Hólar Cathedral (Icelandic: Hóladómkirkja) is a Church of Iceland cathedral church located in Hólar, Iceland. It is the official church of the Bishop of Hólar, currently Gísli Gunnarsson.

==History==
The Cathedral lost its cathedral status in 1801 when the Diocese of Hólar was dissolved and amalgamated in the united Diocese of Iceland. It became a cathedral once more in 1909 when the diocese was re-established, this time as a suffragan see, with the bishop of Hólar being the suffragan bishop to the Bishop of Iceland.

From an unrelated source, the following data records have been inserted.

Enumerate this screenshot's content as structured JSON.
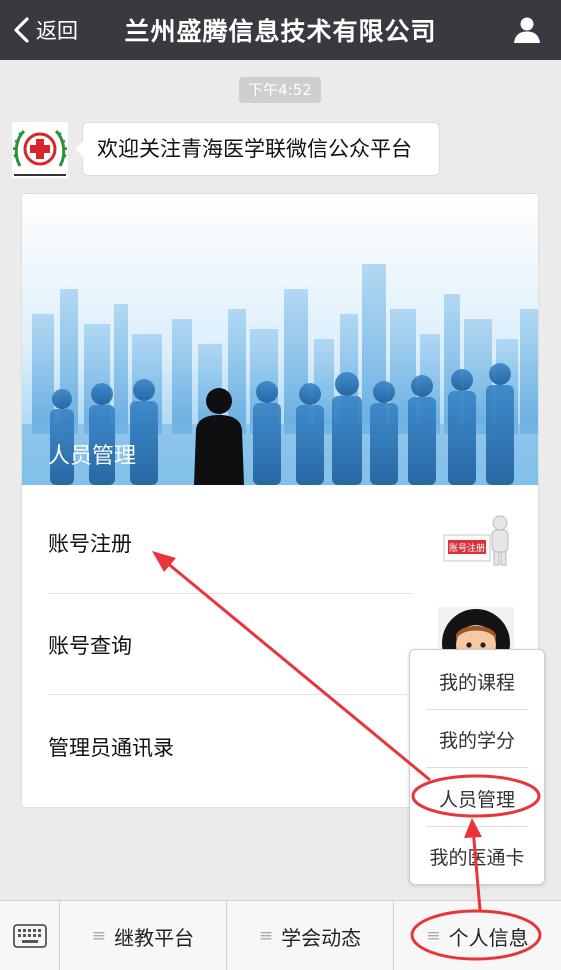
{
  "header": {
    "back_label": "返回",
    "title": "兰州盛腾信息技术有限公司"
  },
  "chat": {
    "time": "下午4:52",
    "message": "欢迎关注青海医学联微信公众平台"
  },
  "card": {
    "hero_label": "人员管理",
    "items": [
      {
        "label": "账号注册",
        "thumb_text": "账号注册"
      },
      {
        "label": "账号查询"
      },
      {
        "label": "管理员通讯录"
      }
    ]
  },
  "popup": {
    "items": [
      "我的课程",
      "我的学分",
      "人员管理",
      "我的医通卡"
    ]
  },
  "bottombar": {
    "tabs": [
      "继教平台",
      "学会动态",
      "个人信息"
    ],
    "tab_icon": "≡"
  },
  "colors": {
    "header_bg": "#393a3f",
    "annotation_red": "#e8353a",
    "sky_blue": "#6fb7e8"
  },
  "icons": [
    "chevron-left-icon",
    "user-icon",
    "keyboard-icon",
    "menu-icon"
  ]
}
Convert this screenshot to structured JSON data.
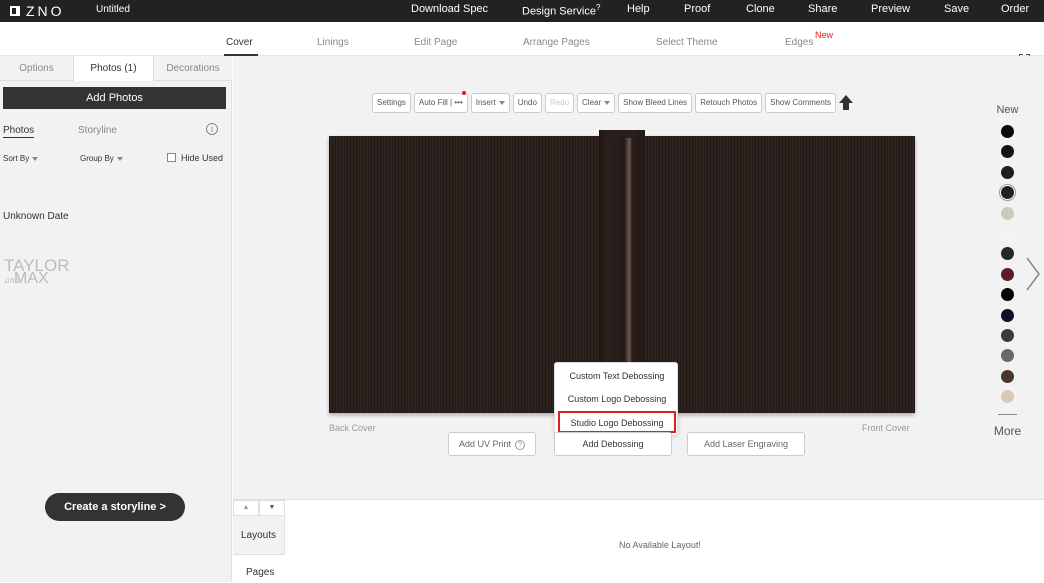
{
  "app": {
    "brand": "ZNO",
    "doc_title": "Untitled"
  },
  "topnav": {
    "download_spec": "Download Spec",
    "design_service": "Design Service",
    "design_service_badge": "?",
    "help": "Help",
    "proof": "Proof",
    "clone": "Clone",
    "share": "Share",
    "preview": "Preview",
    "save": "Save",
    "order": "Order"
  },
  "tabs": {
    "cover": "Cover",
    "linings": "Linings",
    "edit_page": "Edit Page",
    "arrange_pages": "Arrange Pages",
    "select_theme": "Select Theme",
    "edges": "Edges",
    "edges_badge": "New"
  },
  "left": {
    "subtabs": [
      "Options",
      "Photos (1)",
      "Decorations"
    ],
    "add_photos": "Add Photos",
    "photos": "Photos",
    "storyline": "Storyline",
    "info": "i",
    "sort_by": "Sort By",
    "group_by": "Group By",
    "hide_used": "Hide Used",
    "unknown_date": "Unknown Date",
    "studio_logo": {
      "line1": "TAYLOR",
      "amp": "and",
      "line2": "MAX"
    },
    "create_storyline": "Create a storyline >"
  },
  "toolbar": {
    "settings": "Settings",
    "auto_fill": "Auto Fill",
    "more": "•••",
    "insert": "Insert",
    "undo": "Undo",
    "redo": "Redo",
    "clear": "Clear",
    "show_bleed_lines": "Show Bleed Lines",
    "retouch_photos": "Retouch Photos",
    "show_comments": "Show Comments"
  },
  "canvas": {
    "back_cover": "Back Cover",
    "front_cover": "Front Cover",
    "add_uv_print": "Add UV Print",
    "help": "?",
    "add_debossing": "Add Debossing",
    "add_laser_engraving": "Add Laser Engraving"
  },
  "debossing_menu": {
    "custom_text": "Custom Text Debossing",
    "custom_logo": "Custom Logo Debossing",
    "studio_logo": "Studio Logo Debossing"
  },
  "colors": {
    "title": "New",
    "more": "More",
    "swatches": [
      "#0a0a0a",
      "#141414",
      "#1e1e1e",
      "#2a1e1b",
      "#cfc9bd",
      "#f4f4f4",
      "#1f2a22",
      "#5a1e26",
      "#050505",
      "#0c1322",
      "#3b3b3b",
      "#6a6a6a",
      "#4b3526",
      "#d8ccb0"
    ],
    "selected_index": 3
  },
  "bottom": {
    "layouts": "Layouts",
    "pages": "Pages",
    "no_layout": "No Available Layout!"
  }
}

The present church stands in the place of six other previous churches, the first one built in 1050 by Oxi Hjaltason. The second was built between 1050 and 1106, and the third after 1106 by Bishop Jón Ögmundsson. The fourth was built around 1300 by Bishop Jörundur Þorsteinsson while the fifth one was built around 1394 by Bishop Pétur Nikulásson. The sixth was constructed by Halldóra Guðbrandsdóttir around 1627, being the first church built in Iceland after the country became Lutheran in the reformation. The final and present church was built between 1757 and 1763 through the initiatives of Bishop Gísli Magnússon and was designed by architect Laurids de Thurah. The cathedral was consecrated on November 20, 1763.

==Tower==
The church building never had a steeple. However, a tower was built adjacent to the church in 1950, as a memorial to the last catholic bishop of Hólar Jón Arason and his two sons, who were killed in 1550 as a result of their opposition to the reformation.